LEO: [on phone] Seventeen across. Yes. Seventeen across is wrong. You’re spelling his name wrong. What’s my name? My name doesn’t matter. I’m just an ordinary citizen who relies on the Times crossword for stimulation. And I’m telling you, that I’ve met the man twice, and I’ve recommended a preemptive Exocet Missile strike against his airforce. So, I think I know how to…
C.J.: [in shock] Leo!
LEO: [looking at the phone, then hanging up] They hang up on me. Every time.
C.J.: That’s almost hard to believe.

How do you like my use of popular culture to solve this riddle?!

Gaddafi seems to be the standard here.
Some newspapers have a ‘house style’ of spelling these things to stop irritating the reader with inconsistancy. Although you can find ‘Taliban’ and ‘Taleban’ in the London Guardian (notorious at one time for its misprints)
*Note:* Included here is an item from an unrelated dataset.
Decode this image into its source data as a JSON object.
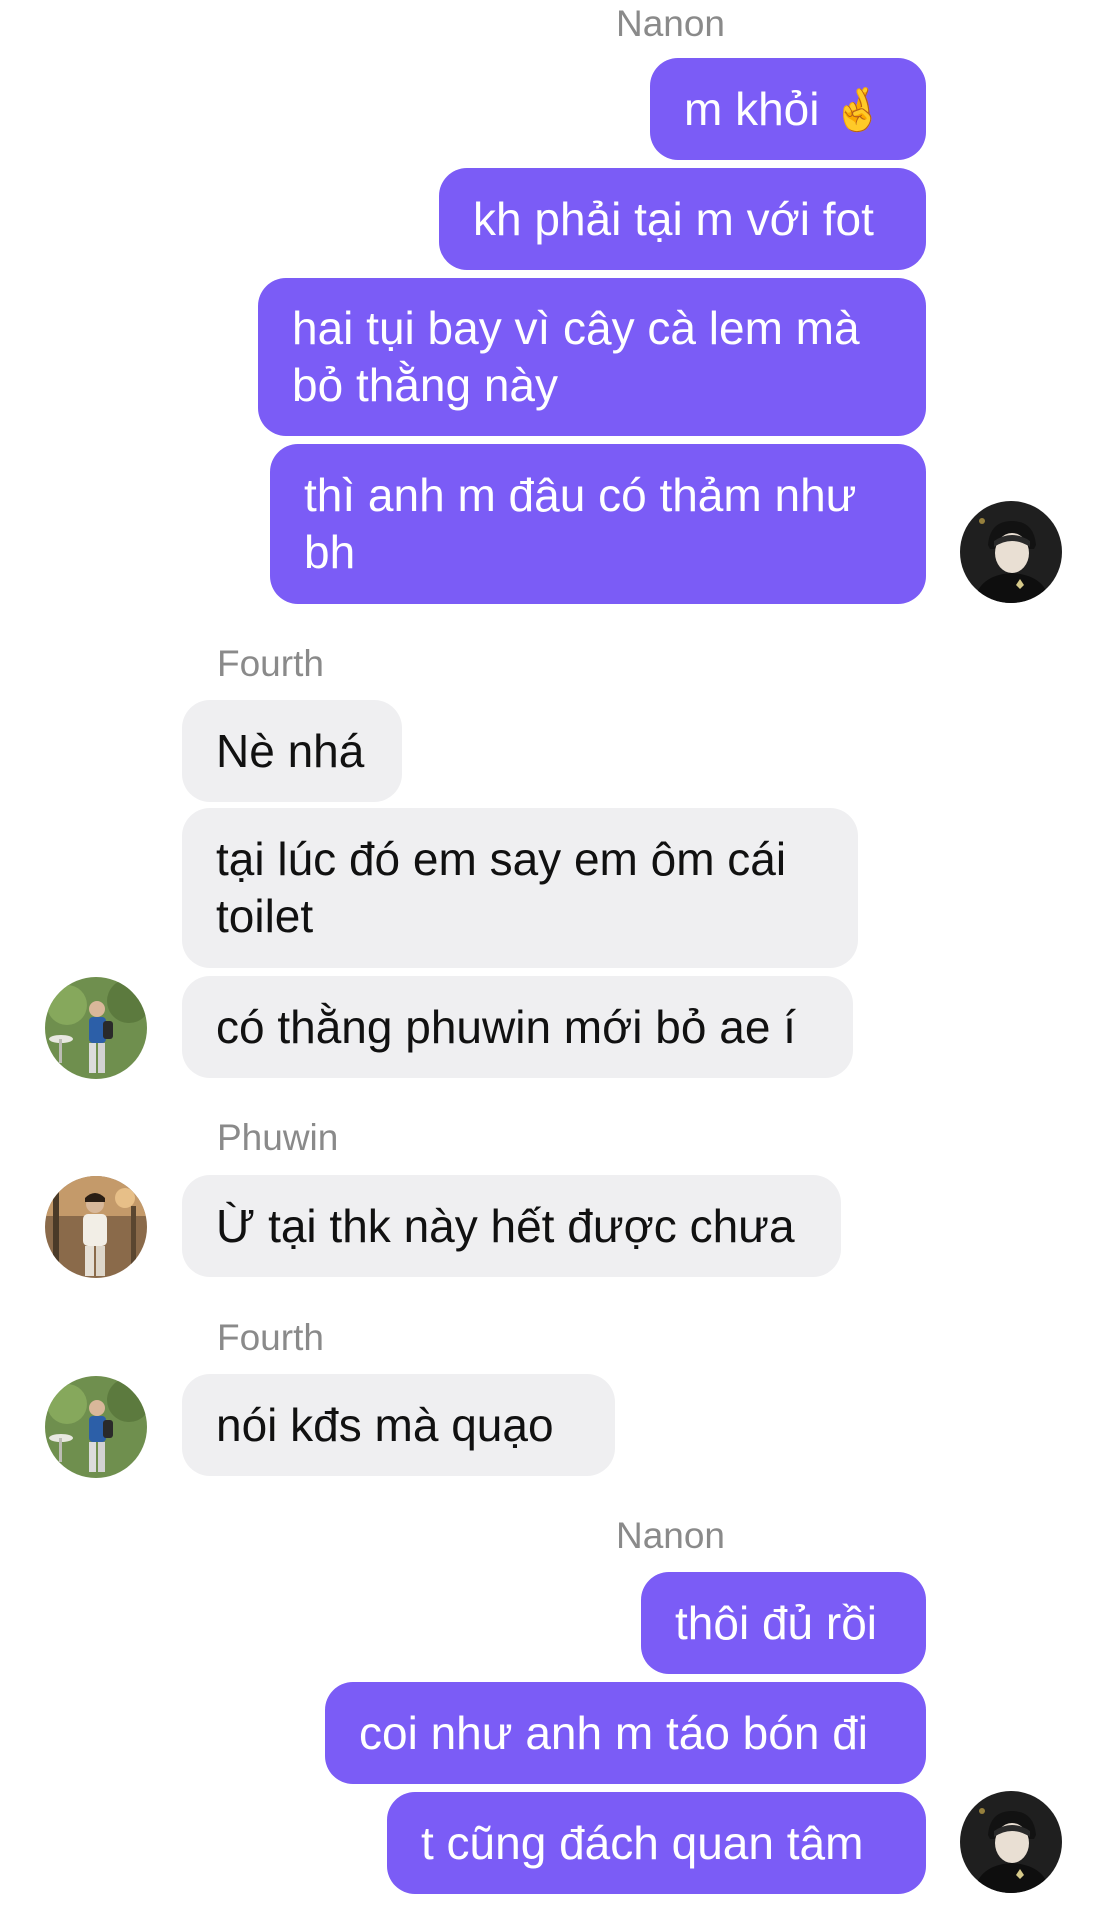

Personally, I also like “Duckbreath”, but… :smiley:

If I’m not mistaken, the proper spelling is قذافي معـمر.

Your Arabic text reads “QDhFY M`MR”

Filling it out with vowels and everything: Qadhdhafi Mu`ammar

The standard Arabic way to phrase it is Mu`ammar al-Qadhdhafi

I know Cecil derided this spelling, even though it’s the most accurate transliteration of the written Arabic. English speakers are put off by the combination “dh” for some reason I never understood. Look how often Gandhi is misspelled “Ghandi.” The sound of the Arabic letter ذ represented in transliteration is the same as the sound represened by <th> in “breathe,” “this,” “that,” “the other.” It’s the voiced interdental.

When French speakers learning English complain about “ze 'orrible th sound,” I ask them “Which th sound? There are two different sounds spelled by <th>. Unvoiced as in breath, or voiced as in breathe?” In English, we make <th> do double duty, for two different sounds, while <dh> goes unused.

Anyway, since English has never used “dh” to spell the voiced interdental, even though it would be more logical, there’s resistance to using it to transliterate Arabic. But what else could you use? When the digraph <th> is used in Arabic transliteration, the presumption is that it represents the unvoiced interdental. Like the Al Thani family of Bahrain.

Well, there you are. In “Gandhi” (or “Buddha”) it represents an entirely different sound, one which never occurs in English.

During an early-80s episode of SNL, Tim Kasarinsky did a “Weekend Update” on this subject and the various spellings of the name scrolled behind him. After several close variations, for the sake of humor any words beginning with “K” and “Q” scrolled up.